The compliance layer (for safety-critical)
For ISO 26262 (automotive), IEC 62304 (medical), DO-178C (aerospace), and IEC 61508 (industrial), the metric that matters is requirements traceability: every code change must map to a requirement, a test, and a verification artifact.
This changes the entire measurement model. Delivery velocity is constrained by audit cadence, not by team capability. Teams in these domains typically ship major firmware releases 2-4 times per year, with continuous patch releases. Comparing their deployment frequency to a cloud SaaS is meaningless — a useful comparison is against peer teams in the same compliance regime.
Team health signals specific to firmware
Firmware teams have their own burnout patterns. Three we see more than in web:
1. Lab-hours creep. An engineer who's suddenly spending 70% of their time in the lab (vs typical 30-40%) is either debugging a bad bug or covering for hardware team delays. Neither is sustainable.

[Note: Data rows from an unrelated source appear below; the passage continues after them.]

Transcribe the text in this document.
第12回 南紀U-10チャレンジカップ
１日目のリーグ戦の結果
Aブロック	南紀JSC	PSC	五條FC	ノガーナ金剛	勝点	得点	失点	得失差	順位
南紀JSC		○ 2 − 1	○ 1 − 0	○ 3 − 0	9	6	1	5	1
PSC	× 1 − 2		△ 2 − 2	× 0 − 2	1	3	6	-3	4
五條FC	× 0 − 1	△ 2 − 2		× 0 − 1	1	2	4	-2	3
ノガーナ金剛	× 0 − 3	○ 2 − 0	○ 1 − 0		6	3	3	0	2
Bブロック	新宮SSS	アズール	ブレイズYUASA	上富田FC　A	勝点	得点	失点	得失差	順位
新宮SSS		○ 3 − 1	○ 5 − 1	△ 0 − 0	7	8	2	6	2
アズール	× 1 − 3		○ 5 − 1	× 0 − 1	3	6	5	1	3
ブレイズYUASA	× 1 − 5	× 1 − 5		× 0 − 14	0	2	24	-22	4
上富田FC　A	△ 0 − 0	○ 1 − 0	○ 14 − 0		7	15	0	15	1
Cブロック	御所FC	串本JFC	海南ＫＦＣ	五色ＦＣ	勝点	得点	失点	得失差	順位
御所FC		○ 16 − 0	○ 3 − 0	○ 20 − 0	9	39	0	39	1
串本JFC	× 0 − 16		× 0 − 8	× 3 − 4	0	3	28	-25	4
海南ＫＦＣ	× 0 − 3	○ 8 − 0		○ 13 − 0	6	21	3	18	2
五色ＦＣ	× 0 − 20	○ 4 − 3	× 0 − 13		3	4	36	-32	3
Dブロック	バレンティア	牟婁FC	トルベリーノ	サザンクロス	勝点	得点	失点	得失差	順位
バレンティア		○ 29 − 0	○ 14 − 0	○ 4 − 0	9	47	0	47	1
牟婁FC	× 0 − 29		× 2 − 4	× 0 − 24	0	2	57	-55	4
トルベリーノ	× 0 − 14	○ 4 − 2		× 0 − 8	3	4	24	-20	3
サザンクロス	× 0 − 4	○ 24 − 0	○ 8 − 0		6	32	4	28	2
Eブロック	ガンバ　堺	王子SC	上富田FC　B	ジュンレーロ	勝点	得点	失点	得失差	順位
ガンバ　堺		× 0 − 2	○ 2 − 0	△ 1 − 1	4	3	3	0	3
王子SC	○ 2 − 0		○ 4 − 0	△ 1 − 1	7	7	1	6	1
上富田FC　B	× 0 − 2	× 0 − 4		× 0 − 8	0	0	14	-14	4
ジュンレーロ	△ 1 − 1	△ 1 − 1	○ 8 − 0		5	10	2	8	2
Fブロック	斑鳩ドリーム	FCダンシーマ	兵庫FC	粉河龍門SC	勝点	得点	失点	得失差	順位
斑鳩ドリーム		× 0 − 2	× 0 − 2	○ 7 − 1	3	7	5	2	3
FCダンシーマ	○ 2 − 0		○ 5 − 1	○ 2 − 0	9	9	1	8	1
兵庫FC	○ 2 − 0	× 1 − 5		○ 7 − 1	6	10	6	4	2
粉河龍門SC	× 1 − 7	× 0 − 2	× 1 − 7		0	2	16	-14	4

2. "One person owns the bootloader" risk. Almost every embedded team has a single engineer who understands the full boot sequence. If they leave, release velocity craters. Track: does every critical subsystem have a backup owner who's committed code there in the last 90 days?

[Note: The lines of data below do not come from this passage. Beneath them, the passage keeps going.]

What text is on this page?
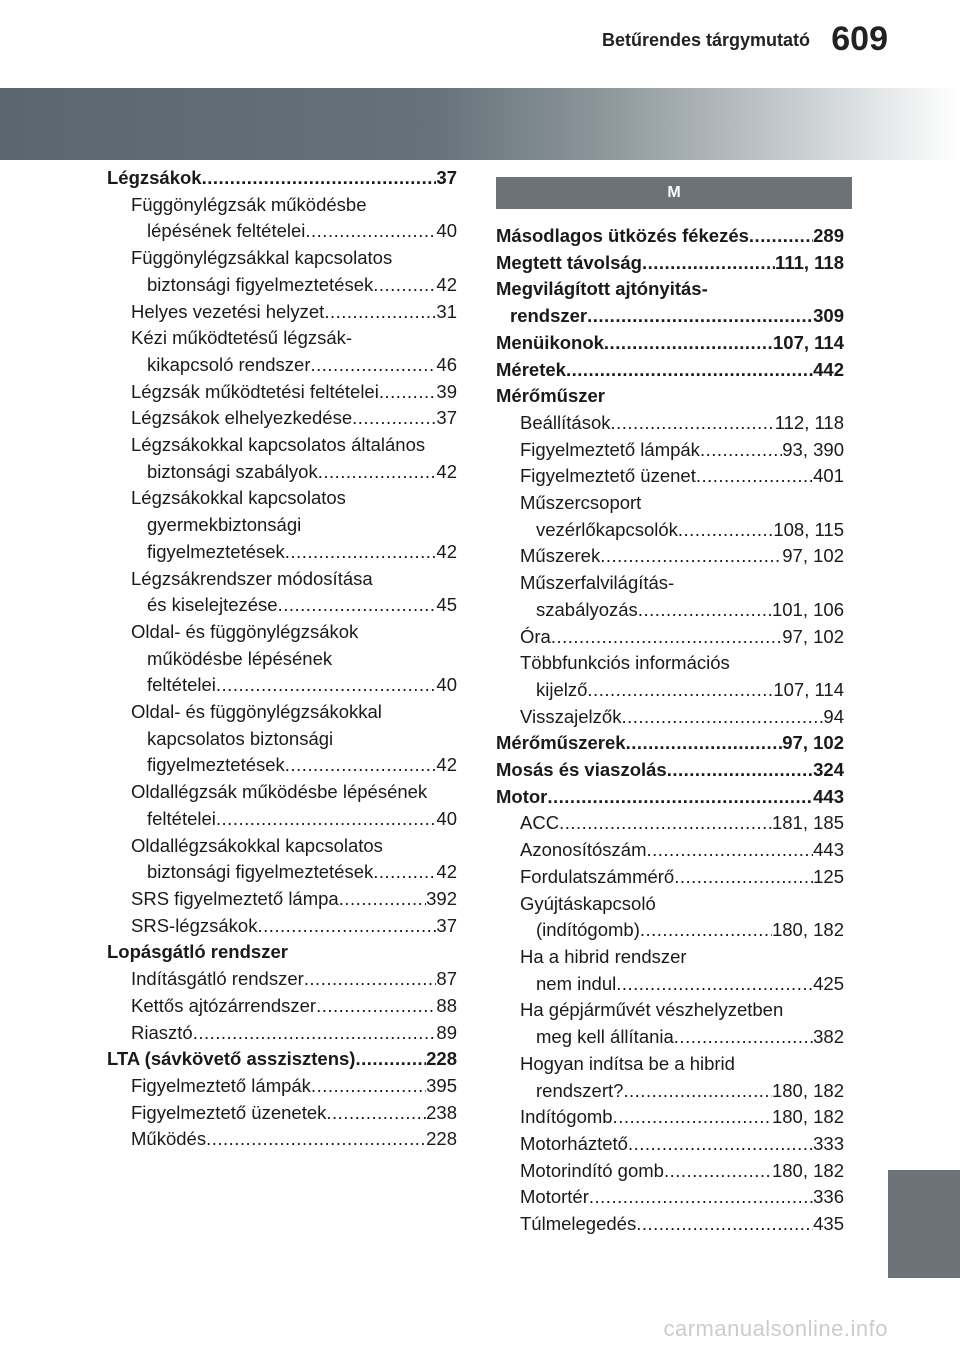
Betűrendes tárgymutató 609
Légzsákok .....	37
Függönylégzsák működésbe
lépésének feltételei .....	40
Függönylégzsákkal kapcsolatos
biztonsági figyelmeztetések .....	42
Helyes vezetési helyzet .....	31
Kézi működtetésű légzsák-
kikapcsoló rendszer .....	46
Légzsák működtetési feltételei .....	39
Légzsákok elhelyezkedése .....	37
Légzsákokkal kapcsolatos általános
biztonsági szabályok .....	42
Légzsákokkal kapcsolatos
gyermekbiztonsági
figyelmeztetések .....	42
Légzsákrendszer módosítása
és kiselejtezése .....	45
Oldal- és függönylégzsákok
működésbe lépésének
feltételei .....	40
Oldal- és függönylégzsákokkal
kapcsolatos biztonsági
figyelmeztetések .....	42
Oldallégzsák működésbe lépésének
feltételei .....	40
Oldallégzsákokkal kapcsolatos
biztonsági figyelmeztetések .....	42
SRS figyelmeztető lámpa .....	392
SRS-légzsákok .....	37
Lopásgátló rendszer
Indításgátló rendszer .....	87
Kettős ajtózárrendszer .....	88
Riasztó .....	89
LTA (sávkövető asszisztens) .....	228
Figyelmeztető lámpák .....	395
Figyelmeztető üzenetek .....	238
Működés .....	228
M
Másodlagos ütközés fékezés .....	289
Megtett távolság .....	111, 118
Megvilágított ajtónyitás-
rendszer .....	309
Menüikonok .....	107, 114
Méretek .....	442
Mérőműszer
Beállítások .....	112, 118
Figyelmeztető lámpák .....	93, 390
Figyelmeztető üzenet .....	401
Műszercsoport
vezérlőkapcsolók .....	108, 115
Műszerek .....	97, 102
Műszerfalvilágítás-
szabályozás .....	101, 106
Óra .....	97, 102
Többfunkciós információs
kijelző .....	107, 114
Visszajelzők .....	94
Mérőműszerek .....	97, 102
Mosás és viaszolás .....	324
Motor .....	443
ACC .....	181, 185
Azonosítószám .....	443
Fordulatszámmérő .....	125
Gyújtáskapcsoló
(indítógomb) .....	180, 182
Ha a hibrid rendszer
nem indul .....	425
Ha gépjárművét vészhelyzetben
meg kell állítania .....	382
Hogyan indítsa be a hibrid
rendszert? .....	180, 182
Indítógomb .....	180, 182
Motorháztető .....	333
Motorindító gomb .....	180, 182
Motortér .....	336
Túlmelegedés .....	435
carmanualsonline.info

3. Certification-prep sprint fatigue. Before audits, teams hit 60-70 hour weeks. We see burnout signals (after-hours commits, weekend work, vacation-gap hours) spike 3× during cert windows. Planning around it is the only fix.

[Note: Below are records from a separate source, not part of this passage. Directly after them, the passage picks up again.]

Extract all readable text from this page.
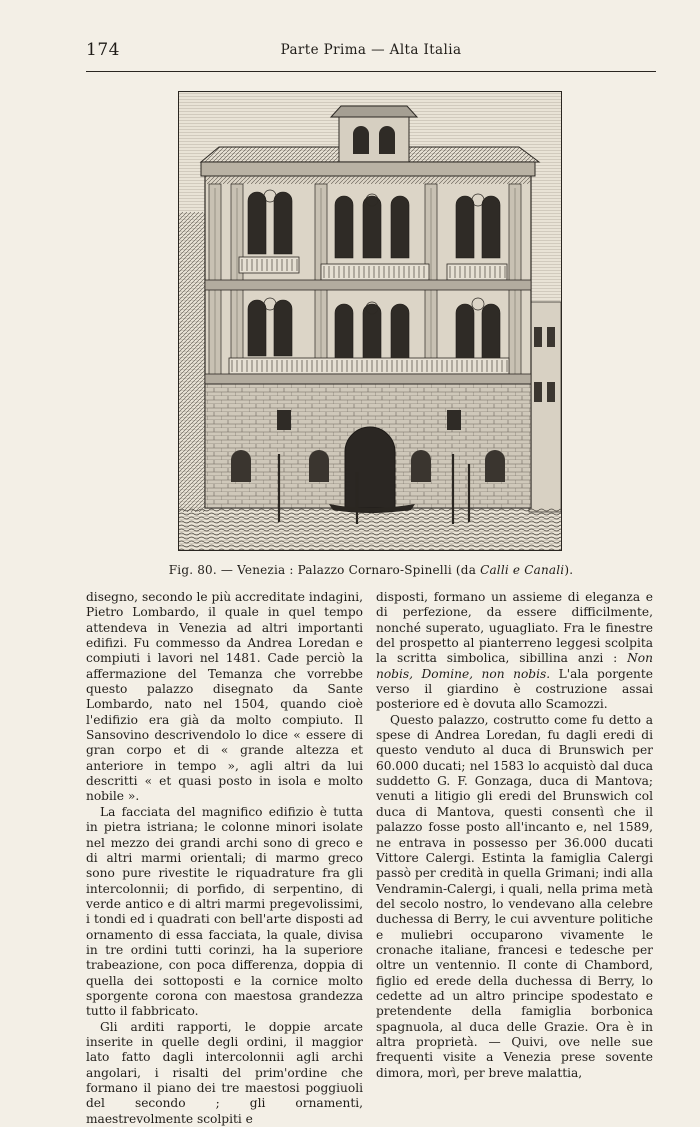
174	Parte Prima — Alta Italia
Fig. 80. — Venezia : Palazzo Cornaro-Spinelli (da Calli e Canali).

disegno, secondo le più accreditate indagini, Pietro Lombardo, il quale in quel tempo attendeva in Venezia ad altri importanti edifizi. Fu commesso da Andrea Loredan e compiuti i lavori nel 1481. Cade perciò la affermazione del Temanza che vorrebbe questo palazzo disegnato da Sante Lombardo, nato nel 1504, quando cioè l'edifizio era già da molto compiuto. Il Sansovino descrivendolo lo dice « essere di gran corpo et di « grande altezza et anteriore in tempo », agli altri da lui descritti « et quasi posto in isola e molto nobile ».

La facciata del magnifico edifizio è tutta in pietra istriana; le colonne minori isolate nel mezzo dei grandi archi sono di greco e di altri marmi orientali; di marmo greco sono pure rivestite le riquadrature fra gli intercolonnii; di porfido, di serpentino, di verde antico e di altri marmi pregevolissimi, i tondi ed i quadrati con bell'arte disposti ad ornamento di essa facciata, la quale, divisa in tre ordini tutti corinzi, ha la superiore trabeazione, con poca differenza, doppia di quella dei sottoposti e la cornice molto sporgente corona con maestosa grandezza tutto il fabbricato.

Gli arditi rapporti, le doppie arcate inserite in quelle degli ordini, il maggior lato fatto dagli intercolonnii agli archi angolari, i risalti del prim'ordine che formano il piano dei tre maestosi poggiuoli del secondo ; gli ornamenti, maestrevolmente scolpiti e

disposti, formano un assieme di eleganza e di perfezione, da essere difficilmente, nonché superato, uguagliato. Fra le finestre del prospetto al pianterreno leggesi scolpita la scritta simbolica, sibillina anzi : Non nobis, Domine, non nobis. L'ala porgente verso il giardino è costruzione assai posteriore ed è dovuta allo Scamozzi.

Questo palazzo, costrutto come fu detto a spese di Andrea Loredan, fu dagli eredi di questo venduto al duca di Brunswich per 60.000 ducati; nel 1583 lo acquistò dal duca suddetto G. F. Gonzaga, duca di Mantova; venuti a litigio gli eredi del Brunswich col duca di Mantova, questi consentì che il palazzo fosse posto all'incanto e, nel 1589, ne entrava in possesso per 36.000 ducati Vittore Calergi. Estinta la famiglia Calergi passò per credità in quella Grimani; indi alla Vendramin-Calergi, i quali, nella prima metà del secolo nostro, lo vendevano alla celebre duchessa di Berry, le cui avventure politiche e muliebri occuparono vivamente le cronache italiane, francesi e tedesche per oltre un ventennio. Il conte di Chambord, figlio ed erede della duchessa di Berry, lo cedette ad un altro principe spodestato e pretendente della famiglia borbonica spagnuola, al duca delle Grazie. Ora è in altra proprietà. — Quivi, ove nelle sue frequenti visite a Venezia prese sovente dimora, morì, per breve malattia,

Where PanDev Metrics fits for firmware teams
Our IDE heartbeat captures the VS Code, JetBrains, Eclipse, and Visual Studio portion of firmware work. Git integration captures the full picture of what shipped. Where we have less signal: proprietary toolchains (IAR, Keil) and physical lab time not spent in an editor. Teams using PanDev Metrics in firmware contexts typically pair IDE telemetry with git-commit patterns to estimate true time-on-task — accurate enough for utilization and cost-per-feature calculations, imperfect for fine-grained focus-time analysis.
The contrarian claim
Deployment frequency as a headline metric is misleading for firmware teams. What actually predicts firmware quality is HIL coverage growth rate — how fast the team is extending hardware-in-the-loop testing to new code paths. A team that ships weekly but has stagnant HIL coverage is building up field-defect debt. A team that ships quarterly but is continuously expanding HIL is safer.
Honest limit: our dataset has roughly 30 firmware-adjacent customers. That's enough to see patterns but not enough to make statistically confident claims about industry benchmarks. Treat the ranges in this article as working hypotheses informed by our sample plus published embedded-systems research — they'll move as we collect more data.
Related reading
- MedTech: Engineering Metrics in a Regulated Environment
- DORA Metrics: The Complete Guide for Engineering Leaders
- MTTR: Why Speed of Recovery Matters More Than Preventing All Failures
If your firmware team is being measured on web-team metrics, the problem isn't the team's performance — it's the measurement frame.